Review: Five Online Backup Services Keep Your Data Safe
If you know you need to back up your data, but keep putting it off, one of these online services may help you keep your backups up-to-date.
eSureIT is for moderately experienced to advanced users, since it includes the ability to perform direct backups for Exchange, SQL Server, and mapped drives (within some of the pricing plans). This puts it roughly on the same level as iBackup -- while the higher-end pricing plans will be useful for those who can afford them, the low-end plan is also more expensive than many of the other services profiled here. eSureIT also runs on just about every extant version of Windows, too: everything from Windows 98 and NT 4.0 through Vista.
eSureIT gives you a lot of control over the way files are handled, such as being able to delete files according to specific rules. (Click image to enlarge.)
The backup plans for eSureIT come in two tiers, home and business.

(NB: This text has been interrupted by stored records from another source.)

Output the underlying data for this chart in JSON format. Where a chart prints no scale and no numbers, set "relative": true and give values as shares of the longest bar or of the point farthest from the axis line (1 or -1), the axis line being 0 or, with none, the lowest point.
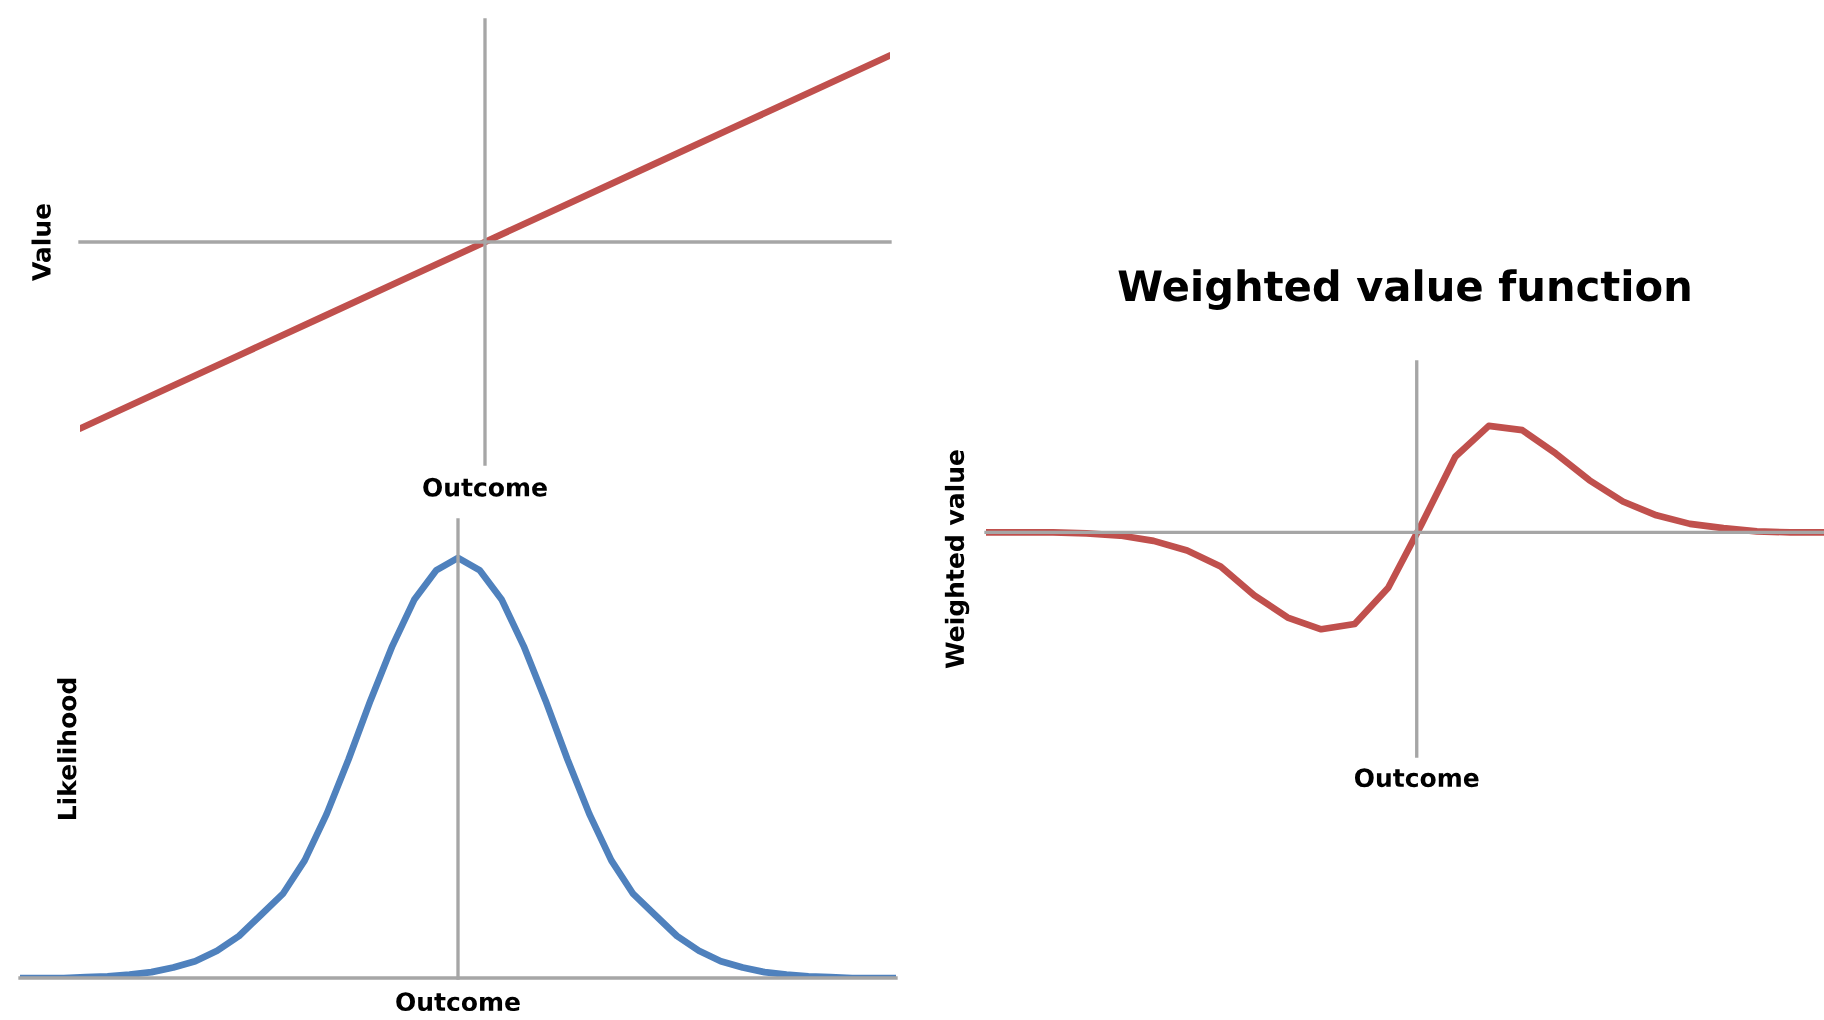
{
  "chart_data": [
    {
      "type": "line",
      "relative": true,
      "xlabel": "Outcome",
      "ylabel": "Value",
      "categories": [
        null,
        null,
        null,
        null,
        null,
        null,
        null,
        null,
        null,
        null,
        null
      ],
      "series": [
        {
          "color": "#c0504d",
          "values": [
            -1,
            -0.8,
            -0.6,
            -0.4,
            -0.2,
            0,
            0.2,
            0.4,
            0.6,
            0.8,
            1
          ]
        }
      ]
    },
    {
      "type": "line",
      "relative": true,
      "xlabel": "Outcome",
      "ylabel": "Likelihood",
      "categories": [
        null,
        null,
        null,
        null,
        null,
        null,
        null,
        null,
        null,
        null,
        null,
        null,
        null,
        null,
        null,
        null,
        null,
        null,
        null,
        null,
        null,
        null,
        null,
        null,
        null,
        null,
        null,
        null,
        null,
        null,
        null,
        null,
        null,
        null,
        null,
        null,
        null,
        null,
        null,
        null,
        null
      ],
      "series": [
        {
          "color": "#4f81bd",
          "values": [
            0,
            0,
            0,
            0.002,
            0.004,
            0.008,
            0.014,
            0.025,
            0.04,
            0.065,
            0.1,
            0.15,
            0.2,
            0.28,
            0.39,
            0.52,
            0.66,
            0.79,
            0.9,
            0.97,
            1,
            0.97,
            0.9,
            0.79,
            0.66,
            0.52,
            0.39,
            0.28,
            0.2,
            0.15,
            0.1,
            0.065,
            0.04,
            0.025,
            0.014,
            0.008,
            0.004,
            0.002,
            0,
            0,
            0
          ]
        }
      ]
    },
    {
      "type": "line",
      "relative": true,
      "title": "Weighted value function",
      "xlabel": "Outcome",
      "ylabel": "Weighted value",
      "categories": [
        null,
        null,
        null,
        null,
        null,
        null,
        null,
        null,
        null,
        null,
        null,
        null,
        null,
        null,
        null,
        null,
        null,
        null,
        null,
        null,
        null,
        null,
        null,
        null,
        null,
        null
      ],
      "series": [
        {
          "color": "#c0504d",
          "values": [
            0,
            0,
            0,
            -0.01,
            -0.03,
            -0.08,
            -0.17,
            -0.32,
            -0.59,
            -0.8,
            -0.91,
            -0.86,
            -0.52,
            0.08,
            0.71,
            1,
            0.96,
            0.74,
            0.49,
            0.29,
            0.16,
            0.08,
            0.04,
            0.01,
            0,
            0
          ]
        }
      ]
    }
  ]
}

The business end is a little more cost-effective. Home plans go from $10 to $20 and 1GB to 4GB of storage a month, and include automatic backups for common document types. Business plans go from $25 to $200 and 5GB to 50GB a month, and also let you perform backups of SQL Server and Exchange repositories. There’s also a referral program: if you recommend the company to someone else and they buy service, you can get a month’s backup for free as incentive.

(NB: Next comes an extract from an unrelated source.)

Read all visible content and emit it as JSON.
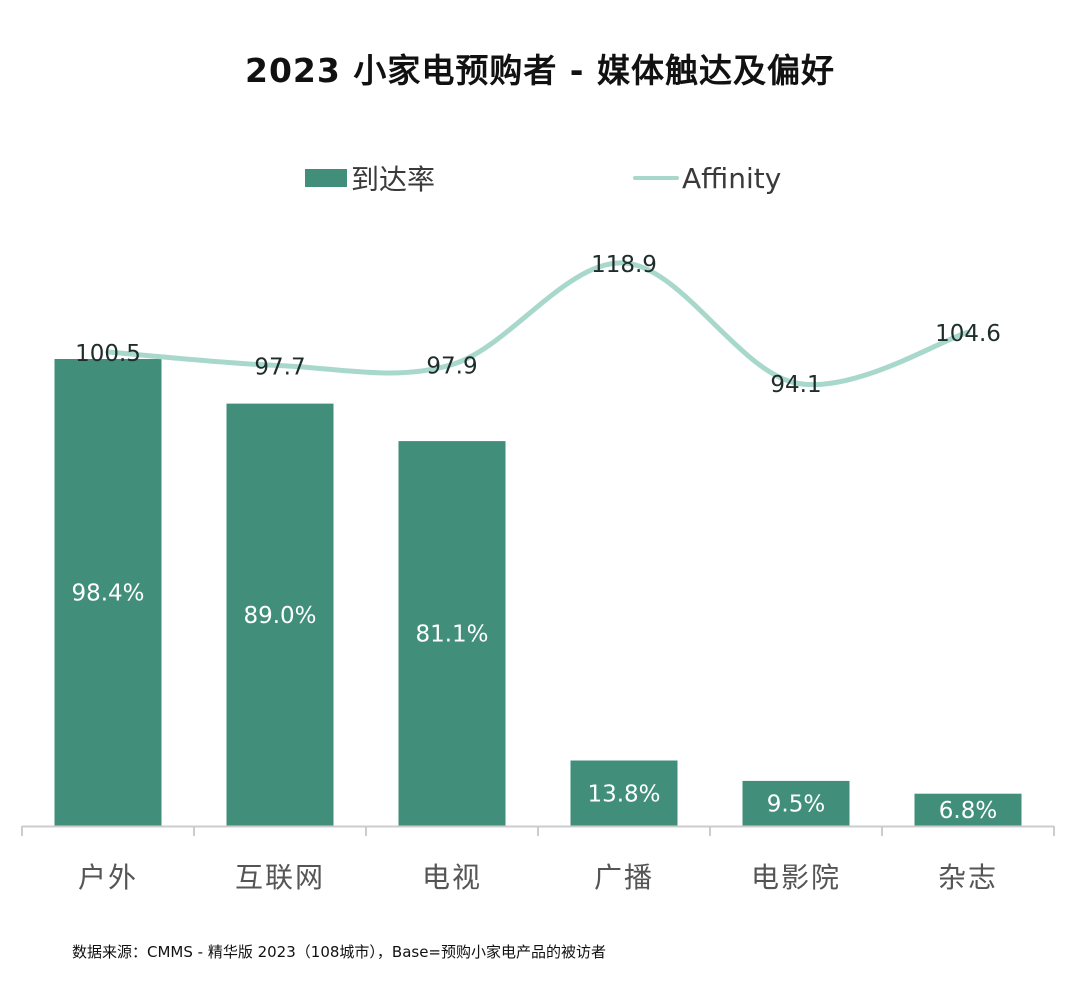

When you set up eSureIt on your PC, you’ll be asked to create an encryption key, which consists of a 48-character alphanumeric string. This can be anything you want (although spaces and punctuation are not allowed), or you can just let the program randomly generate a key for you. As with the other backup programs that let you use your own encryption key, you’re also given the option to back the key up somewhere before you start encrypting anything with it. Lose the key and your backups are unrecoverable, so be careful.
eSureIt lets you configure multiple backup sets, each with its own choice of file types or directories, and scheduling. Backup sets can be cloned or edited (and, of course, deleted), and even if a backup is set to run on a schedule, you can always run it on-demand. You’re automatically notified about finished backups in e-mail, but you can always turn that function off through the program’s monitoring options.

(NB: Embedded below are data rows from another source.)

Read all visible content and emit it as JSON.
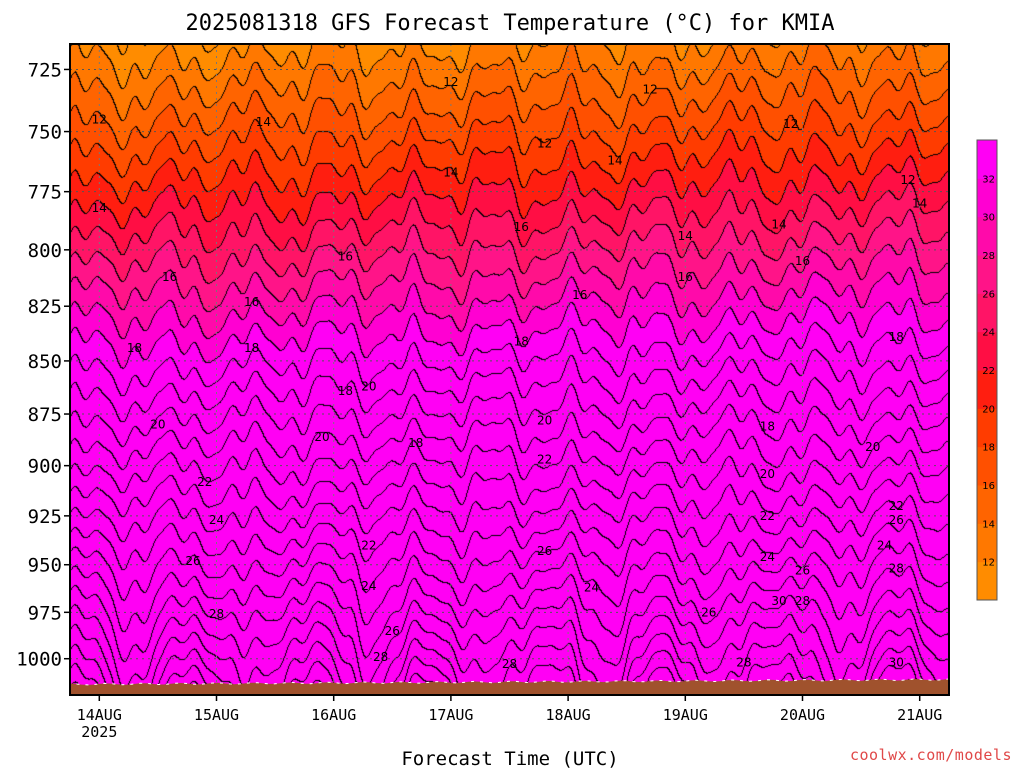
{
  "chart_data": {
    "type": "heatmap",
    "title": "2025081318 GFS Forecast Temperature (°C) for KMIA",
    "xlabel": "Forecast Time (UTC)",
    "ylabel": "",
    "x_ticks": [
      "14AUG",
      "15AUG",
      "16AUG",
      "17AUG",
      "18AUG",
      "19AUG",
      "20AUG",
      "21AUG"
    ],
    "x_sublabel": "2025",
    "x_range_days": [
      13.75,
      21.25
    ],
    "y_ticks": [
      725,
      750,
      775,
      800,
      825,
      850,
      875,
      900,
      925,
      950,
      975,
      1000
    ],
    "y_range_hpa": [
      1020,
      715
    ],
    "y_scale": "pressure-log",
    "grid": "dotted",
    "colorbar_levels": [
      12,
      14,
      16,
      18,
      20,
      22,
      24,
      26,
      28,
      30,
      32
    ],
    "colorbar_colors": [
      "#ff8c00",
      "#ff7800",
      "#ff6400",
      "#ff5000",
      "#ff3c00",
      "#ff1e10",
      "#ff0e44",
      "#ff1466",
      "#ff1488",
      "#ff0aaa",
      "#ff00d2",
      "#ff00f4"
    ],
    "ground_color": "#a0522d",
    "contour_labels": [
      {
        "v": 12,
        "pts": [
          [
            14.0,
            745
          ],
          [
            17.0,
            730
          ],
          [
            17.8,
            755
          ],
          [
            18.7,
            733
          ],
          [
            19.9,
            747
          ],
          [
            20.9,
            770
          ]
        ]
      },
      {
        "v": 14,
        "pts": [
          [
            14.0,
            782
          ],
          [
            15.4,
            746
          ],
          [
            17.0,
            767
          ],
          [
            18.4,
            762
          ],
          [
            19.0,
            794
          ],
          [
            19.8,
            789
          ],
          [
            21.0,
            780
          ]
        ]
      },
      {
        "v": 16,
        "pts": [
          [
            14.6,
            812
          ],
          [
            15.3,
            823
          ],
          [
            16.1,
            803
          ],
          [
            17.6,
            790
          ],
          [
            18.1,
            820
          ],
          [
            19.0,
            812
          ],
          [
            20.0,
            805
          ]
        ]
      },
      {
        "v": 18,
        "pts": [
          [
            14.3,
            844
          ],
          [
            15.3,
            844
          ],
          [
            16.1,
            864
          ],
          [
            17.6,
            841
          ],
          [
            19.7,
            881
          ],
          [
            20.8,
            839
          ]
        ]
      },
      {
        "v": 20,
        "pts": [
          [
            14.5,
            880
          ],
          [
            15.9,
            886
          ],
          [
            16.3,
            862
          ],
          [
            17.8,
            878
          ],
          [
            19.7,
            904
          ],
          [
            20.6,
            891
          ]
        ]
      },
      {
        "v": 18,
        "pts": [
          [
            16.7,
            889
          ]
        ]
      },
      {
        "v": 22,
        "pts": [
          [
            14.9,
            908
          ],
          [
            16.3,
            940
          ],
          [
            17.8,
            897
          ],
          [
            19.7,
            925
          ],
          [
            20.8,
            920
          ]
        ]
      },
      {
        "v": 24,
        "pts": [
          [
            15.0,
            927
          ],
          [
            16.3,
            961
          ],
          [
            18.2,
            962
          ],
          [
            19.7,
            946
          ],
          [
            20.7,
            940
          ]
        ]
      },
      {
        "v": 26,
        "pts": [
          [
            14.8,
            948
          ],
          [
            16.5,
            985
          ],
          [
            17.8,
            943
          ],
          [
            19.2,
            975
          ],
          [
            20.0,
            953
          ],
          [
            20.8,
            927
          ]
        ]
      },
      {
        "v": 28,
        "pts": [
          [
            15.0,
            976
          ],
          [
            16.4,
            999
          ],
          [
            17.5,
            1003
          ],
          [
            19.5,
            1002
          ],
          [
            20.0,
            969
          ],
          [
            20.8,
            952
          ]
        ]
      },
      {
        "v": 30,
        "pts": [
          [
            19.8,
            969
          ],
          [
            20.8,
            1002
          ]
        ]
      }
    ]
  },
  "credit": "coolwx.com/models"
}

There are several ways to restore backed-up data. The easiest is just to explore the backup repository (by directory and file or by backup set), which you can do through the eSureIT client. Another option, Recover Catalog, lets you download a catalog of the backed-up files from the remote server so you can perform a restore operation on another computer. Backed-up data can also be sent back to you on CD, DVD, or even an external hard drive, depending on the amount to be restored.
If you want to delete files from the backup server, you can do that one of two ways: selectively, by exploring a directory tree and removing files manually; or collectively, by checking off a backup set and deleting everything associated with it. I liked how the delete function also allowed for some pretty fine-grained actions, such as being able to delete all files older than a certain date, or by revision.
The eSureIT client also has a plug-in architecture, but right now only two plug-ins are available: one to unlock Outlook PSTs and back them up on the fly, and another to perform actions before and after backups. A "Revision Rules" plug-in comes preinstalled, which allows you to remove old revisions of backed-up files based on user-created rules -- for instance, you can remove the x oldest revision of a document (the default is 10). This particular plug-in is pretty handy since while you don’t have an unlimited amount of backup space, you can backup an unlimited number of revisions for any given file.
eSureIT Intronis, LLC
www. intronis.com Price: 1GB for $9.95 monthly; other plans available.
Summary: A professional-level service with support for Exchange and SQL Server backups, eSureIT also has very fine-grained control over handling backed-up files.